JFC rejects self-insurance contracts, expects to find $63.9 million in savings
Credit: JFC Co-Chairs Rep. John Nygren, R-Marinette, and Sen. Alberta Darling, R-River Hills, speak to reporters.
The Joint Finance Committee unanimously rejected contracts to self-insure the health plan for state and some local employees Thursday.
The committee also unanimously approved a motion requiring the Group Insurance Board to attempt to ensure $63.9 million in general purpose revenue savings over the next two fiscal years.
That’s more than the $60 million Gov. Scott Walker estimated self-insurance would save the state in his 2017-19 budget. The increase is in part because of a miscalculation involving Affordable Care Act taxes, JFC Co-Chair Rep. John Nygren, R-Marinette, told reporters before the vote.
Those savings would come through drawing down reserves at the Department of Employee Trust Funds by about $25.8 million. Lawmakers also expect to find $22.7 million in “negotiation savings” with health plans.

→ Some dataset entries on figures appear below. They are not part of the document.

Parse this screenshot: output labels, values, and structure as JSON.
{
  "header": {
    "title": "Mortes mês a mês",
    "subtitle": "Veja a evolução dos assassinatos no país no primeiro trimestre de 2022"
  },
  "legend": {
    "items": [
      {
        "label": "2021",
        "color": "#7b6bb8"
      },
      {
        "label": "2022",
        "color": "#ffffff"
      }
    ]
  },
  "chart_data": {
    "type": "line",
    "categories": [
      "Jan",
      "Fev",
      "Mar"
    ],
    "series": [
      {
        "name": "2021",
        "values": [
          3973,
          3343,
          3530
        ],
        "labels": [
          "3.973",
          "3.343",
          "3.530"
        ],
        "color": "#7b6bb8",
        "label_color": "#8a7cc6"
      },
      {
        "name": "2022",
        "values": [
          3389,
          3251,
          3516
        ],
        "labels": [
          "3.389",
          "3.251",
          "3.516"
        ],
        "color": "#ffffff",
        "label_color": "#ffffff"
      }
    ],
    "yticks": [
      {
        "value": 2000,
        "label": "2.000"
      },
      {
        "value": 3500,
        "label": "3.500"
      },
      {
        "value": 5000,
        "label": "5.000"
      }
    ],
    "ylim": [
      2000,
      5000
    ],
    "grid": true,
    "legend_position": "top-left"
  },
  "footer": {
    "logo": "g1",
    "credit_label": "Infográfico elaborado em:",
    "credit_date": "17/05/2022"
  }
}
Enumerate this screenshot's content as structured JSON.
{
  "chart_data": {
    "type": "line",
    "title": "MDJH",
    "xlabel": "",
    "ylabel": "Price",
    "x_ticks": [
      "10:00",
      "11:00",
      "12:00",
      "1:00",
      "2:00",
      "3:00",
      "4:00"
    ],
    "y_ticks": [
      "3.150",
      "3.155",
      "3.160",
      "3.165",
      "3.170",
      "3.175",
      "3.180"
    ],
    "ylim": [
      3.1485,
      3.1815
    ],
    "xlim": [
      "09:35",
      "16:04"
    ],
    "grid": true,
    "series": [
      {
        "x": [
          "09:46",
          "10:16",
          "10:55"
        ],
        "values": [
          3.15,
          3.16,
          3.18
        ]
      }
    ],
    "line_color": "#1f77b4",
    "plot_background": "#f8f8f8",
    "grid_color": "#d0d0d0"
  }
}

The remaining $15.4 million would come from other changes, including through plan design changes and increasing the usage of health plan tiers authorized in state law. Lawmakers also approved establishing five health plan tiers in state law rather than three.
The motion from JFC leaders requires that total employee costs wouldn’t increase by more than 10 percent in calendar years 2017 and 2018.
Lawmakers also voted to add four members to the Group Insurance Board that are appointed by leadership of each party in both legislative chambers.
They also voted to require that the GIB submit proposed changes to the health plan to JFC annually for approval. And they requested that the Joint Legislative Audit Committee direct the Legislative Audit Bureau to conduct an audit of the health plan.
“We think this is a good decision for the people of Wisconsin,” JFC Co-Chair Sen. Alberta Darling, R-River Hills, told reporters before the vote.
Provisions of the 2017-19 budget are still subject to approval by the rest of the Legislature as well as Gov. Scott Walker’s veto pen.
This story will be updated for tomorrow’s edition of Wisconsin Health News.